## Crack Driving Force

### Quick Start

This is the last in a series of rather specialised takes on adhesion and is of special interest to those in the semiconductor industry who are often putting different, rather brittle, materials on top of each other. I found it interesting because crack mechanics are so non-intuitive to my sort of brain.

### What drives a crack?

The short answer is "thickness and stress". For a given stress, the greater the thickness then the greater the energy tied up by the stress so the more likely failure will be.

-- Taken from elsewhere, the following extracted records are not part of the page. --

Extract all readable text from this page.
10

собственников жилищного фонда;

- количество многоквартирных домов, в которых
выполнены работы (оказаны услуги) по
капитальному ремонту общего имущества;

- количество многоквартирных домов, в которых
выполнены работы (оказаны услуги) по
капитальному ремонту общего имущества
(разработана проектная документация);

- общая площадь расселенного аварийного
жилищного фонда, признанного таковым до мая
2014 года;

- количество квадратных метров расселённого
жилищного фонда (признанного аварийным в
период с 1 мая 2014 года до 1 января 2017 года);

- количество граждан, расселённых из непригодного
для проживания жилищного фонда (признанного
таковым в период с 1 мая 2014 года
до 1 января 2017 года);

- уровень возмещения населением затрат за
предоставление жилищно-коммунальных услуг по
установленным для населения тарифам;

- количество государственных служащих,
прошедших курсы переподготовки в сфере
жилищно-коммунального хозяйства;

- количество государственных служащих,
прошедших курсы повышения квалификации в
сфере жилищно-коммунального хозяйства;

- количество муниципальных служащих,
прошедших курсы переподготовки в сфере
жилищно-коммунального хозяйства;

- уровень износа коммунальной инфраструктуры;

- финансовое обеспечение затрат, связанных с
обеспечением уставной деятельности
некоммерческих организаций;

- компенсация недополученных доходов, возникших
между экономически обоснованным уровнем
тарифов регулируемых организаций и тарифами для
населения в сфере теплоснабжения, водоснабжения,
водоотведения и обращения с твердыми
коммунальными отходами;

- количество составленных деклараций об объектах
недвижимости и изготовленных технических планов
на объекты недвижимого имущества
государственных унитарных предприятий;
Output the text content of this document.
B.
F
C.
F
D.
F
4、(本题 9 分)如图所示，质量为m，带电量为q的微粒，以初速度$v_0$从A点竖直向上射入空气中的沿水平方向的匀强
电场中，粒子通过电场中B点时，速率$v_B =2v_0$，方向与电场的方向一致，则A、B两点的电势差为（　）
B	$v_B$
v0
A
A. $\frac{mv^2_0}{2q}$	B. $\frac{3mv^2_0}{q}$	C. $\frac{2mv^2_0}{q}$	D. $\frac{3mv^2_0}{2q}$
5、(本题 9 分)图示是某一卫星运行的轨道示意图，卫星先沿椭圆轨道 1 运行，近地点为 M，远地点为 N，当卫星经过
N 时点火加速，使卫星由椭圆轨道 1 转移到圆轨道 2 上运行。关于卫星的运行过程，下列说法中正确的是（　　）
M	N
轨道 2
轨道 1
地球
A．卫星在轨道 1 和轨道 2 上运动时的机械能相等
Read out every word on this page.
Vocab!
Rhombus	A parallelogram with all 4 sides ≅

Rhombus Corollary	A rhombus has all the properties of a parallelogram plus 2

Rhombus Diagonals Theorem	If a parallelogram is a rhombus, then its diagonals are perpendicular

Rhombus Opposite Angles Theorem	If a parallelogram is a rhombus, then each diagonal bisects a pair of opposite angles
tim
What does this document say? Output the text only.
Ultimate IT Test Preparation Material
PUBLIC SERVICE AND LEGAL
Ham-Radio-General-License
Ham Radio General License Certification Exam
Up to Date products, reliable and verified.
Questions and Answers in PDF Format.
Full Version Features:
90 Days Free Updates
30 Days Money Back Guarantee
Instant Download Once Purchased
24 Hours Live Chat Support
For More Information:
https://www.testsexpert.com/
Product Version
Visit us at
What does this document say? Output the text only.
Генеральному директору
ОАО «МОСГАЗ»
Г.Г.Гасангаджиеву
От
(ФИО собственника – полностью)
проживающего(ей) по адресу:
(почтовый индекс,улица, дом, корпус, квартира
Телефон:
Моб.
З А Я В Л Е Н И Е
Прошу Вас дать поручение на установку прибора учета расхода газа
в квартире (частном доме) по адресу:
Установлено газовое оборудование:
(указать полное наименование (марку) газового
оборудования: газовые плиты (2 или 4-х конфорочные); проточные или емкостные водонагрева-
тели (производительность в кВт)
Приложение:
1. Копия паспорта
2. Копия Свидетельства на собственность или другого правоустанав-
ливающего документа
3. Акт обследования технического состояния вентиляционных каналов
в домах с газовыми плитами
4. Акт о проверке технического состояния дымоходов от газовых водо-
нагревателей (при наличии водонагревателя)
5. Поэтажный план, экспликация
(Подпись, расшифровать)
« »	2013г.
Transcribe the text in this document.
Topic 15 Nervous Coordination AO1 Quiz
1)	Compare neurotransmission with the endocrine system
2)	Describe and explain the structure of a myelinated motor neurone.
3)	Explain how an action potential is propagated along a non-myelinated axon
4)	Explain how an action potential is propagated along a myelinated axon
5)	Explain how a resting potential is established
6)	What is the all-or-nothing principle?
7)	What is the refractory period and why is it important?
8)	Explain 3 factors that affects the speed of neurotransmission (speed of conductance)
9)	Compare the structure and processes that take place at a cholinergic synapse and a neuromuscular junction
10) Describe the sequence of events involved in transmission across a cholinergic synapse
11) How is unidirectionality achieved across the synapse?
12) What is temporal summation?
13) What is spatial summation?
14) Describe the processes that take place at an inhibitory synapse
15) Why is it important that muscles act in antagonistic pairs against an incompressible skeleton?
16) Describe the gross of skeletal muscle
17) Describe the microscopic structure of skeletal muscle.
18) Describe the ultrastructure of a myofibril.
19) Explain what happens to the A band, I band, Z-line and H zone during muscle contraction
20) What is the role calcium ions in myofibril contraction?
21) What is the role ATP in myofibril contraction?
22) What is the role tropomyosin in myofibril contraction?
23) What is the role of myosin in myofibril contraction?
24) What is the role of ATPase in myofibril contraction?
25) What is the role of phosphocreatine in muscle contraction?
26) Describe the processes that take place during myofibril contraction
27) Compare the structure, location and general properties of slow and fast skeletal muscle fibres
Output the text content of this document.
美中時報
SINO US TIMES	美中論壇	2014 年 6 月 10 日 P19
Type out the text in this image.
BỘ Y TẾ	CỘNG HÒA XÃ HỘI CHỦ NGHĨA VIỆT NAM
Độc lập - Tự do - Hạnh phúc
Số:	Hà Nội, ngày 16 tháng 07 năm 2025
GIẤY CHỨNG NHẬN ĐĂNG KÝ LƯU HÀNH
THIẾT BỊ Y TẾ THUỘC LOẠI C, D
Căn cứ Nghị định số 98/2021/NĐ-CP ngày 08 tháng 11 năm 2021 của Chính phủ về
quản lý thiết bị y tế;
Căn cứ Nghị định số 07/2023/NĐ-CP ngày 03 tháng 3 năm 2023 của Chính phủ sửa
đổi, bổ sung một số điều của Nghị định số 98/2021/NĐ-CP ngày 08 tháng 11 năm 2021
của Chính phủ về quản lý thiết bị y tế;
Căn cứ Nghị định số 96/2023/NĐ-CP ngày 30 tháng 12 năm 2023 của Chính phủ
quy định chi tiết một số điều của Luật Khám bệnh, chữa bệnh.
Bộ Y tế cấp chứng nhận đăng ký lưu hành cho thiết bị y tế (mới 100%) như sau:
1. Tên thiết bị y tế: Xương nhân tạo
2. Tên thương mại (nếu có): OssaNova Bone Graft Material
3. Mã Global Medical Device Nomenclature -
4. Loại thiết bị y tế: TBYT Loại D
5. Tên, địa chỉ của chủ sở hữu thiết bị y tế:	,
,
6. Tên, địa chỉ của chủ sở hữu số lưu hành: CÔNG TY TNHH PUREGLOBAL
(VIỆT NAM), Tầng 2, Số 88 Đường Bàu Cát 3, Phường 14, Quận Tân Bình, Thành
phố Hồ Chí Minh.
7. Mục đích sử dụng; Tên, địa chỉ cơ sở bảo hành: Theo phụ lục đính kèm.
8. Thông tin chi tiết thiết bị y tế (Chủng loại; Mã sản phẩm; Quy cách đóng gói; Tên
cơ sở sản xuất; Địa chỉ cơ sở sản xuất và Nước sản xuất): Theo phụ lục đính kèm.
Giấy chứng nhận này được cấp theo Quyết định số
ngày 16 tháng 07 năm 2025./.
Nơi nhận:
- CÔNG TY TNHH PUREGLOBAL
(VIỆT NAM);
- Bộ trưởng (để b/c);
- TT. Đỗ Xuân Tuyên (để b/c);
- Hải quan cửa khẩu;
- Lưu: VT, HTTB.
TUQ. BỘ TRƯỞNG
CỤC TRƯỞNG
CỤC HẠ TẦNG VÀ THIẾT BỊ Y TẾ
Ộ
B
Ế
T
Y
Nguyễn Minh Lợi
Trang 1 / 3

A common question arises: "For a given stress and a given driving force (strain energy release rate^{1}), what is the maximum thickness of the coating that can be applied without risk of failure?"

As discussed in Appendix D (pp383-9) of Lacombe there is a simple formula relating the critical thickness, h_{c} to G, the driving force (J/m^{2}), E, the modulus (GPa), ν, the Poisson ratio, σ, the stress (MPa) and a numerical factor Z which depends on the geometry:

`h_c=(GE)/(Z(1-ν)σ^2)`

The point of this app is to allow you to choose the geometry (via the slider N from 1 to 9), which provides the value of Z. In some geometries an extra length value a is shown in the diagrams but the calculation depends on the ratio a/h (or a/R) so the value is input as a fraction, f; when not required the value in the f slider is ignored.

### Driving Force

^{2}

_{c}

Here are a few typical values of E, ν for some standard materials. The values for K_{I} are typical fracture toughness values and G_{c} is calculated via:

`G_c=(1-ν^2)K_I^2/E`:

Material | Modulus GPa | ν | K_{I} MPa.m½ |
G_{c} J/m^{2} |
---|---|---|---|---|

Copper | 110 | 0.3 | 10 | 830 |

Aluminum | 70 | 0.3 | 24 | 7500 |

Nickel | 210 | 0.3 | 30 | 3900 |

Steel | 200 | 0.3 | 50 | 11400 |

Glass | 70 | 0.25 | 0.7 | 7 |

Glass Ceramic | 110 | 0.25 | 1 | 9 |

Epoxy | 2.5 | 0.3 | 1 | 360 |

PI | 2.5 | 0.3 | 1 | 360 |

PI (low α) | 2.5 | 0.3 | 1 | 360 |

PET | 4 | 0.3 | 1 | 230 |

PC | 2.5 | 0.3 | 1 | 360 |

PMMA | 2 | 0.3 | 1 | 460 |

PE | 0.8 | 0.3 | 0.5 | 280 |

For a typical example of how these calculations can be used in practice imagine the following scenario. Let's say you are an engineer with a coating company and a line technician runs up and hands you a failed part. You presumably know the elastic properties of the coating and the applied thickness. What you are likely not to know is the residual stress in the coating which can vary significantly due to subtle changes in coating formulation, a miss adjusted curing oven or any of a dozen other slippery processing conditions. If you can identify the failure mode above then you can use the formula to back out a minimum value of the stress in the coating which caused the failure, and from this stress you can perhaps work out what has changed within the process. One can't emphasize enough the importance of controlling the internal stress in a coating in order to ensure its stability in regard to fracture and/or delamination.